Deutschland soll so auf die «digitale Überholspur» gebracht werden. Man spürt beim Lesen, wie sich die Koalitionäre gegenseitig auf die Schultern klopfen und ihre Modernität feiern. «Unsere Digitalpolitik», so heisst es im Koalitionsvertrag jubilierend, «ist ausgerichtet auf Souveränität, Innovation und gesellschaftlichen Fortschritt».

Es wird da so getan, als gäbe es den Bürger nur als homo digitalis. Das Leitbild ist «eine nutzerorientierte Verwaltung … rein digital». Die Menschen könnten sich künftig, so sagt der Koalitionsvertrag, «auf einen digital souveränen und handlungsfähigen Staat verlassen».

Das gewaltige Problem dabei ist freilich, dass viele Millionen Menschen mit dieser Zwangsdigitalisierung vom Staat verlassen werden. Die Hälfte der über 65-Jährigen nutzt kein Smartphone, bei den über 8o-Jährigen haben zwei Drittel keinen Zugang zum Netz.

Wer ihn nicht hat, dem ergeht es künftig noch schlechter als bisher: Die Demokratie wird nämlich, wie der Koalitionsvertrag selbstbewusst verkündet, komplett digitalisiert und verdatet. Zu diesem Zweck erhält jeder Bürger verpflichtend auch eine «digitale Identität» – ob er sie will oder nicht.

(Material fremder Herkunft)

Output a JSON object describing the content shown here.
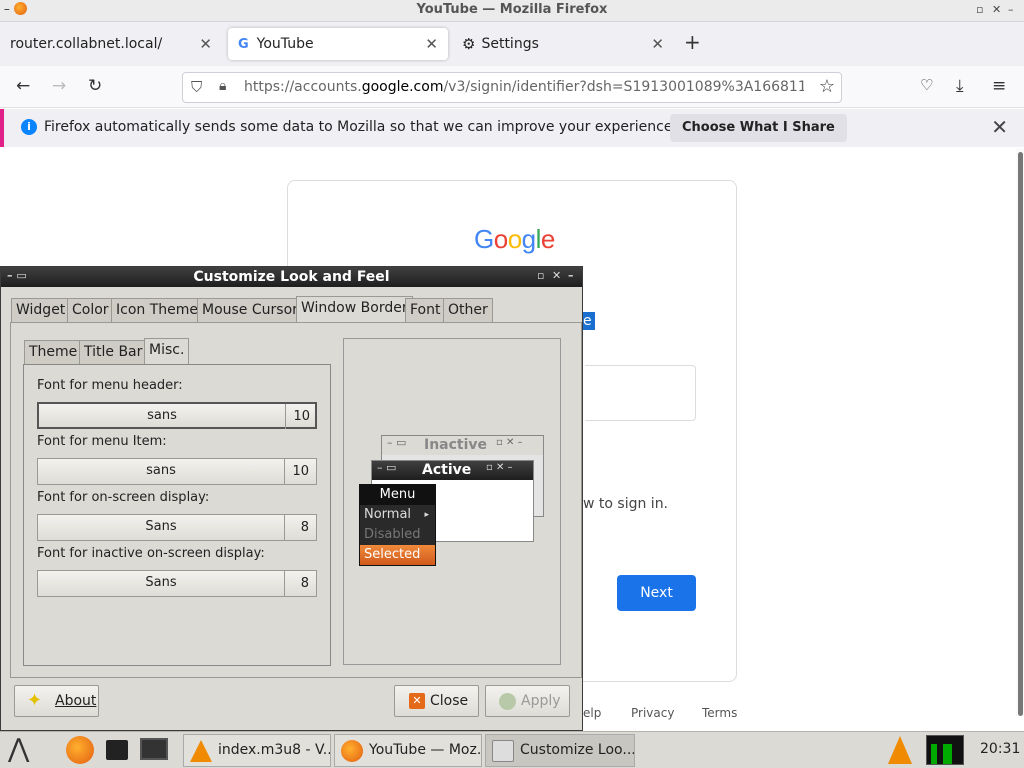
{
  "window": {
    "title": "YouTube — Mozilla Firefox"
  },
  "tabs": [
    {
      "label": "router.collabnet.local/"
    },
    {
      "label": "YouTube"
    },
    {
      "label": "Settings"
    }
  ],
  "url": {
    "pre": "https://accounts.",
    "domain": "google.com",
    "post": "/v3/signin/identifier?dsh=S1913001089%3A166811"
  },
  "notification": {
    "message": "Firefox automatically sends some data to Mozilla so that we can improve your experience.",
    "button": "Choose What I Share"
  },
  "google": {
    "logo": "Google",
    "selected_fragment": "e",
    "sign_fragment": "w to sign in.",
    "next": "Next",
    "footer": [
      "elp",
      "Privacy",
      "Terms"
    ]
  },
  "dialog": {
    "title": "Customize Look and Feel",
    "tabs": [
      "Widget",
      "Color",
      "Icon Theme",
      "Mouse Cursor",
      "Window Border",
      "Font",
      "Other"
    ],
    "subtabs": [
      "Theme",
      "Title Bar",
      "Misc."
    ],
    "fonts": [
      {
        "label": "Font for menu header:",
        "name": "sans",
        "size": "10"
      },
      {
        "label": "Font for menu Item:",
        "name": "sans",
        "size": "10"
      },
      {
        "label": "Font for on-screen display:",
        "name": "Sans",
        "size": "8"
      },
      {
        "label": "Font for inactive on-screen display:",
        "name": "Sans",
        "size": "8"
      }
    ],
    "preview": {
      "inactive": "Inactive",
      "active": "Active",
      "menu": {
        "header": "Menu",
        "items": [
          "Normal",
          "Disabled",
          "Selected"
        ]
      }
    },
    "buttons": {
      "about": "About",
      "close": "Close",
      "apply": "Apply"
    }
  },
  "taskbar": {
    "tasks": [
      "index.m3u8 - V...",
      "YouTube — Moz...",
      "Customize Loo..."
    ],
    "clock": "20:31"
  }
}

Wer kein Smartphone hat oder es nicht einigermassen behände bedienen kann; wer keinen Zugang zum Internet hat oder keinen haben will, wer nicht weiss, was ein Browser und was eine Bluetooth-Verbindung ist, oder wer sich schwer damit tut, eine herzustellen – der gerät schon heute ziemlich schnell an den Rand der Gesellschaft, der tut sich schon heute recht schwer, auch nur ein Bahnticket zu kaufen und seine Bankgeschäfte zu erledigen.

Anträge bei Behörden können schon heute oft nur online gestellt werden; immer mehr Dienstleistungen und Terminbuchungen werden nur online angeboten.  Wenn es ein analoges Angebot überhaupt noch gibt, ist es abschreckend kundenunfreundlich. Die Teilnahme am gesellschaftlichen Leben steht immer öfter unter Smartphone-Vorbehalt.

Das alles wird nun noch staatlich forciert. Das klingt modern, ist aber undemokratisch. Es grenzt Millionen Menschen aus. Der Autor dieser Zeilen hat daher schon einige Male gefordert, ein «Grundrecht auf ein analoges Leben» ins Grundgesetz zu schreiben – um auf diese Weise die Ausgrenzung der Menschen zu beenden, für die «die Welt von Computer, Smartphone & Co ein undurchdringlicher Dschungel» ist, wie das die Caritas soeben formuliert hat.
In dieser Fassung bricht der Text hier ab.